SoFi Technologies (SOFI, Financial) is a former growth stock darling which went public via a special purpose acquisition company (SPAC) merger in June 2021. The company promised record growth and was priced for perfection with a lot of optimism baked in the stock.
However, lowered guidance, the student loan moratorium and high inflation have all contributed to the current share price decline, with the stock down by over 50% from its historical average level.
Could this stock be a value opportunity now thanks to the lower share price? Let’s dive into the business model of the company to see if we can determine whether it is a fintech disruptor or just a disaster.
Business model
SoFi Technologies is most well known for its competitive student loan refinancing options. However, the company has expanded rapidly into a whole suite of financial products for millennials and the Gen-Z age category. These products include:
- Investing (Inc Crypto)
- Personal Loans
- Auto Loans
- Home Loans
- Banking
- Credit Cards
- Insurance
The company's ecosystem of financial products has proven to be very popular, and they have grown rapidly to over 3.4 million members.
SoFi also has the rights to “SoFi Stadium” in Inglewood, California, which is shared by two NFL teams and was the home of the Superbowl in 2022. This was fantastic advertising for the company and helped to give new member additions a major boost in the first quarter of fiscal 2022.
The “members benefits” SoFi offers to customers are a unique aspect of the company. As people are often driven by status symbols, access to a members' lounge and fast-track entry to the SoFi stadium offer a differentiated value proposition for consumers.
Headwinds
The major headwind for SoFi is the pause in federal student loan payments and interest accumulation. On April 6, 2022, U.S. President Joe Biden once again extended the pause on student loan payments for another four months until the end of August in order to delay the economic shock from student loan payments resuming. This news caused SoFi's stock to decline a further 11% to $7.72 per share. This also caused analysts to downgrade the stock's price target, which caused further pain for investors.
Financials
SoFi has been growing, with revenues up 74% to $984 million in 2021 from $565 million in 2020. However, net losses have increased substantially from $224 million to $483 million in the same timeframe.
The company reported a positive Ebitda number of $30 million, but this does contain a wide range of adjustments such as stock-based compensation. The good news is analysts are forecasting Ebitda to increase by over 200% in 2023 due to operating leverage, business growth and the end of the student loan payment pause period.
Is the stock undervalued?
The valuation multiples have compressed substantially over the past year with the price-sales ratio going from an eye-watering 40 to just 5. The enterprise-value-to-revenue ratio has also decreased substantially.

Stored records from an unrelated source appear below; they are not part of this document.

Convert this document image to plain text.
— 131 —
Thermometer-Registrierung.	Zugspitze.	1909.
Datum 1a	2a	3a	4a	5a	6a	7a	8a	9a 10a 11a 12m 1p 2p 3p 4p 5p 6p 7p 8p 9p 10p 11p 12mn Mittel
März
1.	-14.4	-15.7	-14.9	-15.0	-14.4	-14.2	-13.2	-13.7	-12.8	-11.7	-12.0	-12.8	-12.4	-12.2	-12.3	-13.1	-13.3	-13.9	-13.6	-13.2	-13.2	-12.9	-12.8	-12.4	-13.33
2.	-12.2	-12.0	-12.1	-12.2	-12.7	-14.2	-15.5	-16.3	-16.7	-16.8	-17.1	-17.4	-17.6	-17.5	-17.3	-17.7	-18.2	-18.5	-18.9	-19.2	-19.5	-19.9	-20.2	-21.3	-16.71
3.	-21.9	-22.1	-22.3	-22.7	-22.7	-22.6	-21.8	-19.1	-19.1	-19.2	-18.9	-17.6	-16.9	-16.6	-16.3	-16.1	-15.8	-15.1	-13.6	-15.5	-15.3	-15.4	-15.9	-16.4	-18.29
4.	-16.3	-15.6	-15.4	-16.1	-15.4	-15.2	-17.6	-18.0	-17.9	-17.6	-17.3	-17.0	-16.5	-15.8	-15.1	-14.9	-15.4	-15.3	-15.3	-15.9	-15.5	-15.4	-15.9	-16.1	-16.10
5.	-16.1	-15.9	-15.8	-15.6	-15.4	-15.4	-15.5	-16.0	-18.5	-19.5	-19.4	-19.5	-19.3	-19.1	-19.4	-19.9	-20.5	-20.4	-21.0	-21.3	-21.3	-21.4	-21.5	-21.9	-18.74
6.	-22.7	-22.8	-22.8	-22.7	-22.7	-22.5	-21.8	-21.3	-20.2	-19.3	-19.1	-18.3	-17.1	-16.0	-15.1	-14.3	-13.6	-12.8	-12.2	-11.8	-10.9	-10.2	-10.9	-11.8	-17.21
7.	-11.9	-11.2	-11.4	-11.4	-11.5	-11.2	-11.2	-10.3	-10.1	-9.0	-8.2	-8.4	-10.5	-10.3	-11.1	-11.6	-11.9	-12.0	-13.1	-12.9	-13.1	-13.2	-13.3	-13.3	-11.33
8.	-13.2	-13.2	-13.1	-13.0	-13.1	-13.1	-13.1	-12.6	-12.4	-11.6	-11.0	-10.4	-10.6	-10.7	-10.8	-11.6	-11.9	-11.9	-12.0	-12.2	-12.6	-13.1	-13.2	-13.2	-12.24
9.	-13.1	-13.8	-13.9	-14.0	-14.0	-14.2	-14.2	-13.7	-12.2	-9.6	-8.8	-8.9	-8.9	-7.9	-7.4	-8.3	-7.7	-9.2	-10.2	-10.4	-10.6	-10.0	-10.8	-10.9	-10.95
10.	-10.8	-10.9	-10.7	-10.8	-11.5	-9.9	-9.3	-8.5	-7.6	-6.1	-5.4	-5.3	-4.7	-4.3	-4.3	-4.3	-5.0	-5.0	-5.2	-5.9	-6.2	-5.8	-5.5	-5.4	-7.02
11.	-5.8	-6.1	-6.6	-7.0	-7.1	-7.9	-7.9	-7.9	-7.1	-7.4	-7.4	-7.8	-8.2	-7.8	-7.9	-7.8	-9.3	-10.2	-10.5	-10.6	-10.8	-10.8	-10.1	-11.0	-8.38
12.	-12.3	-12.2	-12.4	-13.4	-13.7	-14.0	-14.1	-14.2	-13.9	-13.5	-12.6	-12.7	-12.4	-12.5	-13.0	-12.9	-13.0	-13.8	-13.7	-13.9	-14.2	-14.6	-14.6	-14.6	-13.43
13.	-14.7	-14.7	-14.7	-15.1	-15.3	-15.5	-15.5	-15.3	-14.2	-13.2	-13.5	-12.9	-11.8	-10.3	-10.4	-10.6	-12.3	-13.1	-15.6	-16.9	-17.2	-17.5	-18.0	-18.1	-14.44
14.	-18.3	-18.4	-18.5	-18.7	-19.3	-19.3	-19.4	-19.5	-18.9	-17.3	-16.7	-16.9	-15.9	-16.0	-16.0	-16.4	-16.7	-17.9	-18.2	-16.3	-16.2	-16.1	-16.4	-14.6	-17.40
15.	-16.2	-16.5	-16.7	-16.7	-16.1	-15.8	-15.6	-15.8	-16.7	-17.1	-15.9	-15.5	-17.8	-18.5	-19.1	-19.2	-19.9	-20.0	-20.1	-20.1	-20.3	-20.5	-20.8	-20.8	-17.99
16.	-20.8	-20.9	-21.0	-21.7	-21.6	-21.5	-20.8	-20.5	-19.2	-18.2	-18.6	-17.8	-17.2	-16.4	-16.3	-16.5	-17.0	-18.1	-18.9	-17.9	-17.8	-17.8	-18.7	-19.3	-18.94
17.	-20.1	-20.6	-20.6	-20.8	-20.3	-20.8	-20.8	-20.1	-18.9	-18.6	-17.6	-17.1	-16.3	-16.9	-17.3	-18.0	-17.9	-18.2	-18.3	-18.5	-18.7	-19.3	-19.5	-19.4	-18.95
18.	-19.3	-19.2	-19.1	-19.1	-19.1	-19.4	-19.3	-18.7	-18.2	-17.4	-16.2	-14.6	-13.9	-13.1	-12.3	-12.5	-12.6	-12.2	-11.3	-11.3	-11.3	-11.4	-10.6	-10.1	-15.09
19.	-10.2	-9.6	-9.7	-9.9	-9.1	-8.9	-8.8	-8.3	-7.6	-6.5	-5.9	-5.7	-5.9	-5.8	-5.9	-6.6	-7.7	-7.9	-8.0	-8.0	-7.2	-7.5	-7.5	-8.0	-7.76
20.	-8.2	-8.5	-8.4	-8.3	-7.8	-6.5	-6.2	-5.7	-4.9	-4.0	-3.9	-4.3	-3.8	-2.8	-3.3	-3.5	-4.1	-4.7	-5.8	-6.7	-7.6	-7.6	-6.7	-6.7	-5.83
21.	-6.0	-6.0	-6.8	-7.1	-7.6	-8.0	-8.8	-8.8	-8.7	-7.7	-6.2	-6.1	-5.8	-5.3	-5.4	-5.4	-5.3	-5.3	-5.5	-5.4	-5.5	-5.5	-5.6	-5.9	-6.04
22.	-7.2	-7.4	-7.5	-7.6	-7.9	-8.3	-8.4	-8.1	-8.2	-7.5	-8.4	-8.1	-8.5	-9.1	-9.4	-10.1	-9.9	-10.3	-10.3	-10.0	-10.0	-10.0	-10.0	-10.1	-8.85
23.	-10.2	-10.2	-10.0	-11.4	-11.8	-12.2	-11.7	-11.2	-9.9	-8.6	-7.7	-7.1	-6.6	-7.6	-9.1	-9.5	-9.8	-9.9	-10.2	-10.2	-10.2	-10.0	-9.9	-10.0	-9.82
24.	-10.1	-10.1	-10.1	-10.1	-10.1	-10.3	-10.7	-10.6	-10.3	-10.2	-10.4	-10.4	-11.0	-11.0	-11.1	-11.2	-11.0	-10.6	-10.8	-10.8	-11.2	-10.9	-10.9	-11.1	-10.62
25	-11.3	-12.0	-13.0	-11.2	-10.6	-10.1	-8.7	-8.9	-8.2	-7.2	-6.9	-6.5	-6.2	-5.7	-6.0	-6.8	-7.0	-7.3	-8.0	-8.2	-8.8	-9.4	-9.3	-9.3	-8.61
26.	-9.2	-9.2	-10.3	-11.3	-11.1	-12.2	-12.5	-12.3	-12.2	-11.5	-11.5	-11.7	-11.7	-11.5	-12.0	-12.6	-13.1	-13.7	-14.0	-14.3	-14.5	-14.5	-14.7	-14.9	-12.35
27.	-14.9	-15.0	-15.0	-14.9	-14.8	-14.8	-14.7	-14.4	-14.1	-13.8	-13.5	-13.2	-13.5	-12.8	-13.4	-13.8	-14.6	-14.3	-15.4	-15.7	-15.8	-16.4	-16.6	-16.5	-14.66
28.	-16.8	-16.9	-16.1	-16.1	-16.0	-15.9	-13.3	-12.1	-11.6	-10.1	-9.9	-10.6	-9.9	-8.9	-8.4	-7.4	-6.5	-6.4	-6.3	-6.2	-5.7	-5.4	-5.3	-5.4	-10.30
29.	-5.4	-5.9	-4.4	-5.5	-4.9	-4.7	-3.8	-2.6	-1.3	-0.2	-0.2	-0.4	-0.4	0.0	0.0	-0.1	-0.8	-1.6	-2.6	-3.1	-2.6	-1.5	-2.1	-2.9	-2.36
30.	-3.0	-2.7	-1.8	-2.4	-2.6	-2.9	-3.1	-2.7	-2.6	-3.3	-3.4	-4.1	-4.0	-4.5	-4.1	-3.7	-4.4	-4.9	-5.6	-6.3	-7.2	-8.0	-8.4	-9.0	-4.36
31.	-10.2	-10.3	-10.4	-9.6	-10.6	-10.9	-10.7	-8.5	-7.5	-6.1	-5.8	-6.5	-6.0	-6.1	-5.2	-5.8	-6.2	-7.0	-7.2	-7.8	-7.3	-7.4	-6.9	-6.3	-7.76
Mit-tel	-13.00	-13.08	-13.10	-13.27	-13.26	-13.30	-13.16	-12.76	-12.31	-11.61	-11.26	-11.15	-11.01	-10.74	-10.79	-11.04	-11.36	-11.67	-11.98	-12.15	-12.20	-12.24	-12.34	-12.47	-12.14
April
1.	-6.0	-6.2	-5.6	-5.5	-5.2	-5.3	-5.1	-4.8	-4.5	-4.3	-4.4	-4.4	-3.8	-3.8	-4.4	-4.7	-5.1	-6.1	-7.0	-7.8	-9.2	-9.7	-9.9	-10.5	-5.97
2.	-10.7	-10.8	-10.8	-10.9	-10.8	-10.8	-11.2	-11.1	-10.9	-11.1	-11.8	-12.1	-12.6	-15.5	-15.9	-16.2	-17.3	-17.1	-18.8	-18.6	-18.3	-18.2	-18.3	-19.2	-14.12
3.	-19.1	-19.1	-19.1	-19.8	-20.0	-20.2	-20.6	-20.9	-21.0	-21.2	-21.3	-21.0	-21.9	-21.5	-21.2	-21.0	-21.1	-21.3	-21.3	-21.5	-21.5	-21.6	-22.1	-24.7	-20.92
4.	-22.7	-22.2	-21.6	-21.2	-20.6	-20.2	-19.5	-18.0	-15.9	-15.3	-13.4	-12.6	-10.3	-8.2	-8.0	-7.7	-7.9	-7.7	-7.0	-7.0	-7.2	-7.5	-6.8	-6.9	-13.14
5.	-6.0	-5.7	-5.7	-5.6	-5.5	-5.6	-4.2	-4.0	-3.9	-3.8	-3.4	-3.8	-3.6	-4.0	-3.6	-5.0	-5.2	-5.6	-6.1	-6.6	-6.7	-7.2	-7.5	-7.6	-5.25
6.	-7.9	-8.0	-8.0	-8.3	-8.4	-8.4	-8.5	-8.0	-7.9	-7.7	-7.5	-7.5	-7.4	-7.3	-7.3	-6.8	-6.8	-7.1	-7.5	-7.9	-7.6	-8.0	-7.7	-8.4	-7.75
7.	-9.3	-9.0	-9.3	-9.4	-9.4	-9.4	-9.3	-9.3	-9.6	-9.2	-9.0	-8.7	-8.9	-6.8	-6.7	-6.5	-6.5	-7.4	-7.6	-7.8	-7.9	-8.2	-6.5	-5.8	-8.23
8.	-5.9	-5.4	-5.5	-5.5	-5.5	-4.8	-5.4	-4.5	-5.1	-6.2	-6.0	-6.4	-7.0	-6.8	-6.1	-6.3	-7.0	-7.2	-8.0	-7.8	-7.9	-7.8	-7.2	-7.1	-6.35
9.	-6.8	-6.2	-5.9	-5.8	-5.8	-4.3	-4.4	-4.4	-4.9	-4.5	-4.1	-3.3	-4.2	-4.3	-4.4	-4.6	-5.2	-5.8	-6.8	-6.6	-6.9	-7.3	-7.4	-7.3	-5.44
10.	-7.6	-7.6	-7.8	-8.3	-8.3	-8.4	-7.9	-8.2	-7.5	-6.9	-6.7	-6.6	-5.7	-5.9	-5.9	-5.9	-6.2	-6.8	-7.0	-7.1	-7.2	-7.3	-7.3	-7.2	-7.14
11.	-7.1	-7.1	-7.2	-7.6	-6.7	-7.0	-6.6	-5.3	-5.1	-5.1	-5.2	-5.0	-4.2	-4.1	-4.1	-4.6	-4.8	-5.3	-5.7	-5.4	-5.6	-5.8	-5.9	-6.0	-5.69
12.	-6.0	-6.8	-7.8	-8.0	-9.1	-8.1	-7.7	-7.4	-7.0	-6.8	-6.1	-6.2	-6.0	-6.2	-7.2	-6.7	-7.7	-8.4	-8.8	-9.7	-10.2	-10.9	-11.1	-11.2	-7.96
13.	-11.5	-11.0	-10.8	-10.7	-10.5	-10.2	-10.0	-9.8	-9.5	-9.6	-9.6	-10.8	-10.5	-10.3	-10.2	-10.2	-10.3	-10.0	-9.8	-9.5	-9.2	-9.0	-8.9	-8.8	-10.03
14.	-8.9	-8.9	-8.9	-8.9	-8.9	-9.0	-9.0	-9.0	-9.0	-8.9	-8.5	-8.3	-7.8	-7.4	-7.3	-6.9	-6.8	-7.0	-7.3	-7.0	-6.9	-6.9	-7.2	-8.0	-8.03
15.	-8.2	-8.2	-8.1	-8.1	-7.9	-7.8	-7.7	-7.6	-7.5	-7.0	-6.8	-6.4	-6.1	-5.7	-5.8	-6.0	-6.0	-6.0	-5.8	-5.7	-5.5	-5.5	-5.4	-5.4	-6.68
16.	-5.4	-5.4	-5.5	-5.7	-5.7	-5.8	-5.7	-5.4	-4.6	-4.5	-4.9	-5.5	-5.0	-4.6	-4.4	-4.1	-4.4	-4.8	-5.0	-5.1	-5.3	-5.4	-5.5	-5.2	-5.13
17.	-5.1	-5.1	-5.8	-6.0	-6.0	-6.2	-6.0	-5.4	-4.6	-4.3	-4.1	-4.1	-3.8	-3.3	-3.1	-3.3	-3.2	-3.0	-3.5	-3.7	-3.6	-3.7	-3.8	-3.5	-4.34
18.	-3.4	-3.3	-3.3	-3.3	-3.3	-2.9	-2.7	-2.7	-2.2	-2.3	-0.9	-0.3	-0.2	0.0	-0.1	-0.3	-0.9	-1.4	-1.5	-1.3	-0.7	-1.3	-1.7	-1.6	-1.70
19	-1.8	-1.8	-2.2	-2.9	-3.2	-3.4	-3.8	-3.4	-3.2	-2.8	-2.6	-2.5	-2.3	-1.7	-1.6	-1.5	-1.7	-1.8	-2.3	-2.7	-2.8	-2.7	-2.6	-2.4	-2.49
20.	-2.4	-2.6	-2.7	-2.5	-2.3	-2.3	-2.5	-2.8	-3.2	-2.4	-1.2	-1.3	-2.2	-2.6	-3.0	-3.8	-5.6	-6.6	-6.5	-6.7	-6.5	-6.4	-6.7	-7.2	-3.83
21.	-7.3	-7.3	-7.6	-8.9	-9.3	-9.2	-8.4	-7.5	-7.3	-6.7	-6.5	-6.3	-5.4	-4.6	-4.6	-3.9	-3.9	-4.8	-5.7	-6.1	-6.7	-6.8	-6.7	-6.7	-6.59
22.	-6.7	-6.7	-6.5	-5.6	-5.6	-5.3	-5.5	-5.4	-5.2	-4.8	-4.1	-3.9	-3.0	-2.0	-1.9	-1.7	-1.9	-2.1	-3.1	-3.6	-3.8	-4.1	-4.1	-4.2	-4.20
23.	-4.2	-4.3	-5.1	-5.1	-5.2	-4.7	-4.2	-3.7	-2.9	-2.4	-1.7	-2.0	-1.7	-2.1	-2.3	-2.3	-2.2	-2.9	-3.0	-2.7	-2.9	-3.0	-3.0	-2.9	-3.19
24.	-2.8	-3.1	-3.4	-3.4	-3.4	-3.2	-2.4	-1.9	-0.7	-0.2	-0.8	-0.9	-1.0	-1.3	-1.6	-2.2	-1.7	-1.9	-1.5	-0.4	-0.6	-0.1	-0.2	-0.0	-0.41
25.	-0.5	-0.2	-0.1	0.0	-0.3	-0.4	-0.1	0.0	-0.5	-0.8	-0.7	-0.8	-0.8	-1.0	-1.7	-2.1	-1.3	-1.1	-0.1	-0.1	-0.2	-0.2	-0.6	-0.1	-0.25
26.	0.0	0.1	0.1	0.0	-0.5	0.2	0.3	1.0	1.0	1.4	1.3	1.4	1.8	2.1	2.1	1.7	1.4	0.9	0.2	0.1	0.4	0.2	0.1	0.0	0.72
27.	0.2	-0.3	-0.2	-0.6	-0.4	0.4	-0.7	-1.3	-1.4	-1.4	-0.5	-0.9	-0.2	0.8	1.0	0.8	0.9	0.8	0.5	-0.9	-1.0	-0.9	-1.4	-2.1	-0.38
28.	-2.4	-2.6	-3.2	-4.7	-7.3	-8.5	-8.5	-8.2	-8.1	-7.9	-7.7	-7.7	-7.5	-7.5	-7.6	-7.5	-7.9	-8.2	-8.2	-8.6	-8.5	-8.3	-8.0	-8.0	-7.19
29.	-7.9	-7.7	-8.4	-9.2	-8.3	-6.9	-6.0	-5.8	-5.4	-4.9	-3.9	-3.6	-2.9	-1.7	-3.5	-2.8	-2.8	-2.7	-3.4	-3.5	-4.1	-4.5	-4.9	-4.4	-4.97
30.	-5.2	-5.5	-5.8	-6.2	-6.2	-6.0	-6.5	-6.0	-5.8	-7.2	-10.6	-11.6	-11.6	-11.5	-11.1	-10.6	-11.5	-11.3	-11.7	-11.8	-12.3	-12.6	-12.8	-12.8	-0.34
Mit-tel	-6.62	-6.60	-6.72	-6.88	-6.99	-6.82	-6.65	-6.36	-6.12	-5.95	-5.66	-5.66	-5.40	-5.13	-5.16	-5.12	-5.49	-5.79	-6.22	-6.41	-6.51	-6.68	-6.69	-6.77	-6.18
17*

Relative to larger fintech players such as Block (SQ, Financial), formerly Square, Affirm (AFRM, Financial) and PayPal (PYPL, Financial), the stock price is trading at similar valuations. However, bear in mind those companies are much more established and profitable.
Insiders and gurus are buying
One positive signal about SoFi is that both insiders and gurus are buying shares.
SoFi CEO Anthony Noto paid $1.1 million in March 2022 for 115,969 shares at an average price of $9.06 each, which is above the current share price of $7.60, according to filings with the SEC. The CEO now owns 3.06 million SoFi shares.
Growth stock investor Ron Baron (Trades, Portfolio) purchased 3.9 million shares in the fourth quarter of 2021, during which the stock averaged $18 per share, as per his firm's 13F filing for the period in question.
Investors should be aware that the 13F filings do not give a complete picture of a firm’s holdings as the reports only include the its positions in U.S. stocks and American depository receipts, but the reports can still provide valuable information. Further, the reports only reflect trades and holdings as of the most-recent portfolio filing date, which may or may not be held by the reporting firm today or even when this article was published.
Final thoughts
SoFi has a captivating fintech business model which makes sense on paper, and they have grown membership and revenues substantially. However, the company is generating heavy losses and came in at a sky-high valuation during the IPO. The student loan payment pause is only a short-term issue, but this has still caused analysts to downgrade the stock. The high inflation macroeconomic environment is likely going to put further pressure on the stock in the short term, and thus I would expect continued volatility moving forward.